La fuente de la fecundidad

¿Dónde encontrar la fuerza para vivir la fecundidad del amor?

Ante todo en la Eucaristía. Las familias que se alimentan de la Eucaristía, con las debidas disposiciones, reforzando su deseo de fraternidad, su sentido social y su compromiso con los necesitados, saben que encuentran en el Cuerpo y la Sangre donados por el Señor, la fuente de su entrega. Por tanto en familias ampliadas, abiertas que se encuentran y colaboran entre sí.


Ahora más que nunca necesitamos construir redes de familias, superando

“la tentación del individualismo que conduce a recluirse en un pequeño nido" Sin embargo, ese aislamiento no brinda más paz y felicidad, sino que cierra el corazón de la familia y la priva de la amplitud de la existencia (AL 187).

Finalmente, si logramos reconciliarnos con el tiempo, comprenderemos la fecundidad de la espera.
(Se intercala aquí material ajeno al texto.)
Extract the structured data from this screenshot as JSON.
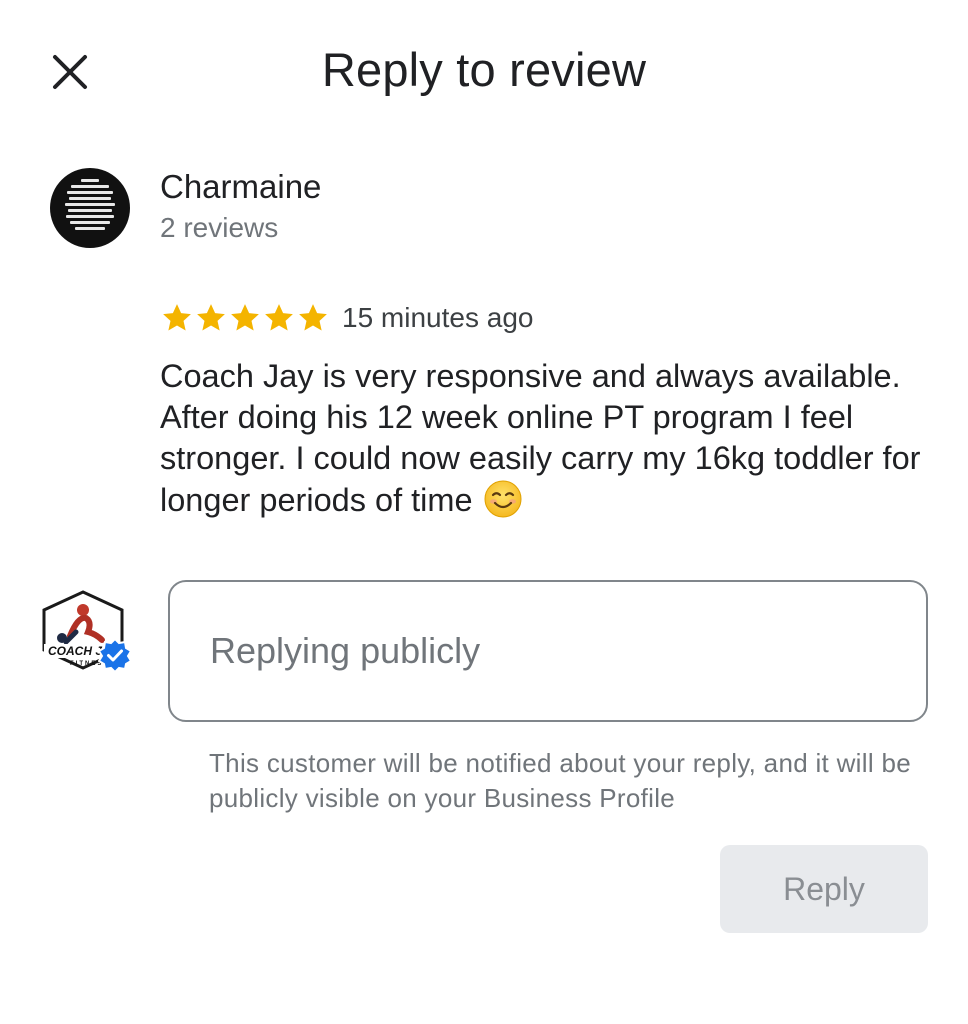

Contra la cultura del gozo inmediato que pretende todo y súbito, el hombre sabe que el auténtico deseo se refuerza y purifica con el tiempo, que el amor crece con el tiempo, que los afectos toman forma y fuerza solo si les damos tiempo, que las relaciones pueden ser fieles y felices solo si son fruto de un tiempo prolongado de conocimiento, de respeto y de atención.

Frutos de alegría

Una familia que genera amor, y convierte su casa en un hogar para todos es una casa de alegría para todos, es una cuna de amor para los hijos, para los amigos. Y así la familia se transforma en escuela de vida, de amor y de alegría.

En la carta de identidad de la Familia Salesiana (art. 33) se nos indican tres actitudes que favorecen la alegría y la comunicación con los demás

  1. La confianza en la victoria del bien: En nosotros y a nuestro alrededor. Siempre hay un punto accesible al bien sobre el que apoyarse.

  2. El aprecio de los valores humanos: El discípulo de Don Bosco capta los valores del mundo y rehúsa lamentarse de su tiempo: retiene todo lo que es bueno. Están de más las lamentaciones y profecías de desgracias. Entrenémonos en decir solo palabras de bendición.

  3. La educación en las alegrías cotidianas: Pidamos la gracia de un paciente esfuerzo de educación para aprender, o aprender nuevamente, a gustar, con sencillez, las múltiples alegrías humanas que el Creador pone cada día en nuestro camino.


PARA LA REFLEXIÓN PERSONAL Y EN GRUPO

  • ¿Cuáles son los signos más claros de fecundidad y de apertura que observas en ti y en tu familia? ¿Cuáles son, por el contario, los de mayor cerrazón y egoísmo?

  • ¿Estas construyendo una red de familias donde la amistad y el compartir son de casa? ¿Qué pasos deberías todavía dar en esta dirección?

  • ¿Cómo es la atención a las personas y/o familias más pobres y necesitadas de ayuda y cercanía?

  • ¿Cómo vives tu oficio de padre/madre en el tiempo que dedicas a estar con tus hijos, a dialogar y jugar con ellos? ¿Rezas por ellos ofreciendo también tus pequeños y grandes sacrificios?¿Eres consciente de que cuanto más creces en el amor concreto hacia tu cónyuge, más alimentas tu paternidad y maternidad?